Dans la plupart de ces vernis, il y a une substance appelée sous le nom barbare "d'oxyde de diphényl triméthylbenzoyl phosphine" ou TPO, qui leur permet de durcir et de sécher rapidement une fois placé sous une lampe UV ou LED.
En mai dernier, un règlement de l'Union européenne ("Omibus VII") l'a classée comme "substance CMR": cancérogène, mutagène ou toxique pour la reproduction, comme le rappelle le site Service-public dans une page dédiée.
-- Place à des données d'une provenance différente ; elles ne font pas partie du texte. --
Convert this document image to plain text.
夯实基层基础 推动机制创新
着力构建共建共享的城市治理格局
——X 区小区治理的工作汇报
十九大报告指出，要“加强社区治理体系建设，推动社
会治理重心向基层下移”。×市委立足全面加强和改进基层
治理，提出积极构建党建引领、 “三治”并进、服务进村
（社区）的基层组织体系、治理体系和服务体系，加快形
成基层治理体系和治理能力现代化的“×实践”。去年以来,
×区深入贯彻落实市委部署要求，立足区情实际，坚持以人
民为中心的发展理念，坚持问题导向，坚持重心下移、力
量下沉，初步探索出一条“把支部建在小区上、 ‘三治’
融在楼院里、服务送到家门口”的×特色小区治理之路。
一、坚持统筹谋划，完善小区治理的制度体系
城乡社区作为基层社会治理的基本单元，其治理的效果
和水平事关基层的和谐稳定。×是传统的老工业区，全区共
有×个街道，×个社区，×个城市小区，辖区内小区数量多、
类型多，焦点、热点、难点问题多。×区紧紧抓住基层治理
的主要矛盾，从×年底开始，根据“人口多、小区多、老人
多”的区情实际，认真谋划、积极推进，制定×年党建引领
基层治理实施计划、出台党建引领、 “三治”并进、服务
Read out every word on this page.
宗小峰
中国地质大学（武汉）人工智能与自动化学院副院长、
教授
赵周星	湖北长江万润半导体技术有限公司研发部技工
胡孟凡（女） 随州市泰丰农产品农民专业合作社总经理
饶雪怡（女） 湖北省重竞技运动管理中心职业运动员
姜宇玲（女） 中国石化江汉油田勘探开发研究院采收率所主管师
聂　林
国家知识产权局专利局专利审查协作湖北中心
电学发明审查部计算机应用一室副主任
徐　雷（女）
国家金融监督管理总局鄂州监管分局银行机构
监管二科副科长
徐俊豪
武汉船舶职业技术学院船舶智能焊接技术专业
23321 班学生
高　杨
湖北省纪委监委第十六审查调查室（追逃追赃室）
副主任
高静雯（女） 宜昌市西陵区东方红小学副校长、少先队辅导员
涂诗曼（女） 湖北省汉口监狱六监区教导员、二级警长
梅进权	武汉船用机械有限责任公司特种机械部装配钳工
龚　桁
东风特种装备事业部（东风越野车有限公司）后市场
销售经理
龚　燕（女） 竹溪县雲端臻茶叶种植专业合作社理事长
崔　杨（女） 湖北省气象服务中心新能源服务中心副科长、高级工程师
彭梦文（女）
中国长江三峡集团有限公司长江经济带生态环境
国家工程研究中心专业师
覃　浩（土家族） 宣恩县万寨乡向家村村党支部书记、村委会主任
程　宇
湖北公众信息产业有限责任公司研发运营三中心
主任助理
Jusque-là, elle était autorisée uniquement pour un usage professionnel, notamment dans certaines préparations pour ongles artificiels à une concentration maximale de 5%.
Mais depuis le 1er septembre, cette substance est interdite d’usage pour les professionnels exerçant en institut tout comme les particuliers à domicile, et dans tous les pays de l’Union européenne.
Après cette interdiction, de nombreux débats ont émergé, certains minimisant les risques des vernis semi-permanents sur la santé. Mais alors, quels sont les risques réels de ces produits? RMC Conso a posé la question à deux spécialistes.
Des risques d'allergies
"Il y a pas mal de risques", nous affirme de but en blanc Isabelle Gallay, dermatologue esthétique-lasers et vice-présidente du syndicat national de dermatologie vénérologie (SNDV).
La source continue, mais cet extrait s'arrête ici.